Concernant les péripéties, Jack Thorne offre un début prometteur et innovant tout en nourrissant son récit d’éléments, des objets ou des scènes clés présents dans les romans de J.K Rowling. Cette pièce ne cherche pas une originalité mais elle rend hommage à cette saga en faisant plusieurs clins d’œil aux romans.  Même certaines expressions orales semblent tirées du l’œuvre littéraire. Harry Potter et l’Enfant Maudit vise donc les fans du sorcier à lunettes et joue avec la nostalgie de cet univers grâce à un concept de « déjà vu ». Certes, on est émerveillés et heureux de replonger dans ce monde si familier, mais ces rappels n’empêchent pas les nombreuses discordances de l’intrigue.

L’évolution des événements scéniques et des personnages reste l’ombre du récit. L’action, les réactions et la manière dont sont décrits les héros chers à notre cœur m’ont parfois semblé irréalistes et éloignées de la conception que l’on a d’Harry, Ron et Hermione, des personnages que l’on a suivis pendant des années. Par exemple, j’ai relevé quelques épisodes qui m’ont assez déplu sur le trio : la représentation du couple Ron et Hermione se veut très démonstrative, « gnangnan » et cela mène à des moments que j’ai trouvé inadéquates avec cet amour pudique et discret qui naît  au fil de sept tomes, ou des propos très durs tenus par Harry à son fils ou encore une scène au Ministère de la Magie qui discrédite complètement le pouvoir et l’intelligence d’Hermione – souvent décrite comme une des sorcières les plus intelligente de sa génération-. A cela je pourrai aussi ajouter des rapports entre nos anciens héros et leurs anciens professeurs parfois trop décalés.

Cependant le non-sens le plus total demeure dans le titre. Cette version inédite autour de l’ « Enfant Maudit » me paraît insensée. Certainement la fin est surprenante mai invraisemblable. Et ce choix d’interprétation marque bien une différence entre le récit de Jack Throne et les œuvres initiales de J.K Rowling. Si tu n’as pas encore lu le texte, je te conseille de t’arrêter là, car même si je ne citerai aucun nom, je préfère ne pas dévoiler implicitement le dénouement. SI on s’appuie sur le portrait fait de ce protagoniste par J.K Rowling, il est irréaliste qu’un tel être ait pu avoir un enfant. Cet être est dénué d’amour, d’émotion et l’unique once d’amour qu’il pourrait avoir ne serait qu’envers lui-même. Il n’a jamais rien cherché d’autre que l’immortalité et le pouvoir. Je ne pense pas non plus à une procréation à visée intéressée puisque il ne cherchait que la propre survie de son corps dans le temps. Son corps et non son sang. Alors cette perspective me paraît impossible, tout sachant que c’est un personnage uniquement centré sur lui-même.

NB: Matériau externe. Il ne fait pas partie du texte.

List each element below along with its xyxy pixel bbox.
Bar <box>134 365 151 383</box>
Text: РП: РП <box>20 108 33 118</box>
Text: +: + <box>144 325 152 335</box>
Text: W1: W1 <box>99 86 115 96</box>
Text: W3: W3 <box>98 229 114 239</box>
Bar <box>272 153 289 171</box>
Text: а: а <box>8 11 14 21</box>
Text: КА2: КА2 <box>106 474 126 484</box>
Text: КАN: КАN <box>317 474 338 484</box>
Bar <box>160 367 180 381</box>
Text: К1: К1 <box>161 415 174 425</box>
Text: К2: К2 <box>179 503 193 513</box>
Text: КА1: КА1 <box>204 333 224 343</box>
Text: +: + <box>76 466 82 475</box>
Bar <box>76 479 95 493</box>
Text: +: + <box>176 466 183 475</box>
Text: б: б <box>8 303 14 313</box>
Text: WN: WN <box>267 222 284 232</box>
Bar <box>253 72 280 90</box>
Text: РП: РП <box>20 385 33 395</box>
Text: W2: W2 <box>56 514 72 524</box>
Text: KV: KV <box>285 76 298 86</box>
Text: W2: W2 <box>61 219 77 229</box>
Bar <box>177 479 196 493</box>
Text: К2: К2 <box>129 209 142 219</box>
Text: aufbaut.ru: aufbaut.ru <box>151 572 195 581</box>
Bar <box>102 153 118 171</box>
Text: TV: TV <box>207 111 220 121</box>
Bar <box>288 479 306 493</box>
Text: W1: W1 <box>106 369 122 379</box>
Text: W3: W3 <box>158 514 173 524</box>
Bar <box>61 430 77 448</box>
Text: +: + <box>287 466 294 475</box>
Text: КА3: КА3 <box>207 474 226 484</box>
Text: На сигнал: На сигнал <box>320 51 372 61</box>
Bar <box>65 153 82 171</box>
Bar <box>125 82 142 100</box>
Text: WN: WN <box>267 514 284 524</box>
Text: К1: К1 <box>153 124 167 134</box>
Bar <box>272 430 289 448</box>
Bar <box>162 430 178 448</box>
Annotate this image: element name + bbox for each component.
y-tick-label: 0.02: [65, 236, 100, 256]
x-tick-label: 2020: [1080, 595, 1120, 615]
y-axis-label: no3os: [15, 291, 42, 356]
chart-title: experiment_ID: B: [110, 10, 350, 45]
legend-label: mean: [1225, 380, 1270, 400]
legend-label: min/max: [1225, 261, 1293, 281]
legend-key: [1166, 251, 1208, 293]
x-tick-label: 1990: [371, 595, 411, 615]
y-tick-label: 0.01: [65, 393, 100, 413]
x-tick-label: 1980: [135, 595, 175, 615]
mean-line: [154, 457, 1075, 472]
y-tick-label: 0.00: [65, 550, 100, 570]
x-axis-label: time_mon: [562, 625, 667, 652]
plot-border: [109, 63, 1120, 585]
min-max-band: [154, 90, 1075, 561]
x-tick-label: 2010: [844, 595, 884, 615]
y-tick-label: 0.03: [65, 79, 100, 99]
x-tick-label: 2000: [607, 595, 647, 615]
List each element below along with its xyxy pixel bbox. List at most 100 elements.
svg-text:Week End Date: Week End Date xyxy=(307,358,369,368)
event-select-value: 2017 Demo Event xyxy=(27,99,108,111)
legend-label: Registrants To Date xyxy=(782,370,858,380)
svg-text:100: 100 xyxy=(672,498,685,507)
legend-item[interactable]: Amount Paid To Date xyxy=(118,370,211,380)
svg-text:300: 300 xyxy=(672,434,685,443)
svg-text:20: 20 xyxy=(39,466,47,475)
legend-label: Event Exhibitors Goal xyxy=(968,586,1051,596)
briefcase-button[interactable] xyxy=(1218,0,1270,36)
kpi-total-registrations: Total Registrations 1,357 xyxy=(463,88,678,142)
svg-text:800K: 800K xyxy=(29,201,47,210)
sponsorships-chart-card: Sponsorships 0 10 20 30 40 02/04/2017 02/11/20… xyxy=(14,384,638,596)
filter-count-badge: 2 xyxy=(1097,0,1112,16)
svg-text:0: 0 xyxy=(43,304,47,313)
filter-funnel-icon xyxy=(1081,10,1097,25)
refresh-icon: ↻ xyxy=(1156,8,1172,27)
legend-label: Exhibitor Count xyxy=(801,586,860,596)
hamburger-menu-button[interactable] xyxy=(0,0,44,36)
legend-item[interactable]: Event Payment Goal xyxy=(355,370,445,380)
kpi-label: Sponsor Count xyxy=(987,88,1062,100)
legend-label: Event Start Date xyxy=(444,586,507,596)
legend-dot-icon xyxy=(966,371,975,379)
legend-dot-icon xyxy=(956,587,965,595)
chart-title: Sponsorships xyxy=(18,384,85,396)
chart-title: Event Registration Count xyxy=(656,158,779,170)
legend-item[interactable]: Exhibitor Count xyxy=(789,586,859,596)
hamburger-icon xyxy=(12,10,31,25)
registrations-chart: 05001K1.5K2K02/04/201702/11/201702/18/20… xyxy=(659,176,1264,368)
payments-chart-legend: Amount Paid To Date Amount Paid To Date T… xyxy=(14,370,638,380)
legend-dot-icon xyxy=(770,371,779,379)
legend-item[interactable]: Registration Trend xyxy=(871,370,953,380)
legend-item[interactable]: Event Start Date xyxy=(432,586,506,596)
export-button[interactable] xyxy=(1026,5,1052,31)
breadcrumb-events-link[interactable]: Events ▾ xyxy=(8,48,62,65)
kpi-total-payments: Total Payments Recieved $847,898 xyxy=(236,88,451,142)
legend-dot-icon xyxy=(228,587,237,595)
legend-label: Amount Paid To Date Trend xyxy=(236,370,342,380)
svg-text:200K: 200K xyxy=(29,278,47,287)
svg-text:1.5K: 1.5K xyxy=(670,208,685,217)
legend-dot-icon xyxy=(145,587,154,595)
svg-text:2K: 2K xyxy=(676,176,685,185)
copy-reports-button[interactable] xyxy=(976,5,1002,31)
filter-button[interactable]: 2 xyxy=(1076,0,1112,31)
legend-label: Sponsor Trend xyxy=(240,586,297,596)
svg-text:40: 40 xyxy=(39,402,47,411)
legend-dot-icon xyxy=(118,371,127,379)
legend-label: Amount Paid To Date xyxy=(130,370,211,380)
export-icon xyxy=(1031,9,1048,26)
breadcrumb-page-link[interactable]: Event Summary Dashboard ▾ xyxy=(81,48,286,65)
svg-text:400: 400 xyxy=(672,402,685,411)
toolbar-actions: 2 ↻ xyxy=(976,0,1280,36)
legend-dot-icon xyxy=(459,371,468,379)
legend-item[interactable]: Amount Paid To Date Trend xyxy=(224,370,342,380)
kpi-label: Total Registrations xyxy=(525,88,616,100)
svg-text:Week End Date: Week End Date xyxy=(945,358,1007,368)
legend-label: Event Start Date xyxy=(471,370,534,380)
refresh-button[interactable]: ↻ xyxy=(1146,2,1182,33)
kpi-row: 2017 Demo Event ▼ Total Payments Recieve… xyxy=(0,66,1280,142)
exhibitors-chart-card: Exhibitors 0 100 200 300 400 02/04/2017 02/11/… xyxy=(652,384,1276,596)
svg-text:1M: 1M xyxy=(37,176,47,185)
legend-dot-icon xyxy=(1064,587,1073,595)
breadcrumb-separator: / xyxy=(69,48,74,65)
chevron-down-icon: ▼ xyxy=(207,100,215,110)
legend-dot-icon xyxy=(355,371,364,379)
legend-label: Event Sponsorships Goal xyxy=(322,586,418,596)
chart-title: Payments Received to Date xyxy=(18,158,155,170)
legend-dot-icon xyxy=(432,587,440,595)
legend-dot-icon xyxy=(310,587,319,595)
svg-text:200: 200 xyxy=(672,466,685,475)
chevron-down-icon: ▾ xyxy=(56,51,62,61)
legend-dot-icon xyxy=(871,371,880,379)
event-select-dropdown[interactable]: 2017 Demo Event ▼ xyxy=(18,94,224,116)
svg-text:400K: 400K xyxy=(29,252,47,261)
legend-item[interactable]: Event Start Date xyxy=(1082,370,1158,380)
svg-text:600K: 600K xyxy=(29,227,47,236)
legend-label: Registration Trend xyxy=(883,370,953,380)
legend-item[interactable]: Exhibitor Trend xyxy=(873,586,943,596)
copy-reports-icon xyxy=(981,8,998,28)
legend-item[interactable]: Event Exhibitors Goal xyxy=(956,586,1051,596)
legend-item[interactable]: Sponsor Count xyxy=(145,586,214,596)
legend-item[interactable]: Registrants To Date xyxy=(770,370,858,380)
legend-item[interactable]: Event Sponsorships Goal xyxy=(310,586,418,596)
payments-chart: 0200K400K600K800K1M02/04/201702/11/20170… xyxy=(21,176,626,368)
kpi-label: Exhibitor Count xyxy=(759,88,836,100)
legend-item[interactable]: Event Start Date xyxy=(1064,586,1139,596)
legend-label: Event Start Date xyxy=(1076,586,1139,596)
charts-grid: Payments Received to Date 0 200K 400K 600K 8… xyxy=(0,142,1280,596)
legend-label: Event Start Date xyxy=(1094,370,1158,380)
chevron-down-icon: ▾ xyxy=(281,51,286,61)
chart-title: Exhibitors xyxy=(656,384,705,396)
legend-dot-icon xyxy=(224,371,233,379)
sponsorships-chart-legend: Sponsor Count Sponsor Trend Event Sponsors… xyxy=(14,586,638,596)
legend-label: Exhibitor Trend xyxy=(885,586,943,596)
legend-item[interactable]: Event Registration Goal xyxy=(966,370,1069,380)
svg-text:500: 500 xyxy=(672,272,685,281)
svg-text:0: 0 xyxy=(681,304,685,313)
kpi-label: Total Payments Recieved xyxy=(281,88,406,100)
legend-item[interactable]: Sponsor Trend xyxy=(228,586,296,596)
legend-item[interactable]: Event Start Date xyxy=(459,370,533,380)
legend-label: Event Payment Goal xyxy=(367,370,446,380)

Par conséquent, cette lecture me laisse perplexe : je suis déchirée entre la joie d’avoir retrouvée un monde magique avec des héros inédits et attachants et un sentiment de déception suite à des personnages initiaux méconnaissables et un dénouement incohérent. Face à cette contradiction s’ajoute la sensation d’une histoire incomplète. Derrière ce texte inanimé et stoïque,  se cache tout en travail de représentation que l’on ignore et qui pourtant doit être majeur dans la réception de cette œuvre.


Harry Potter et l’Enfant est un beau récit d’amitié et de fraternité entre un père et son fils malgré des invraisemblances et une représentation assez spécifique du trio mythique. Ce texte ne demande qu’à être vu sur les planches.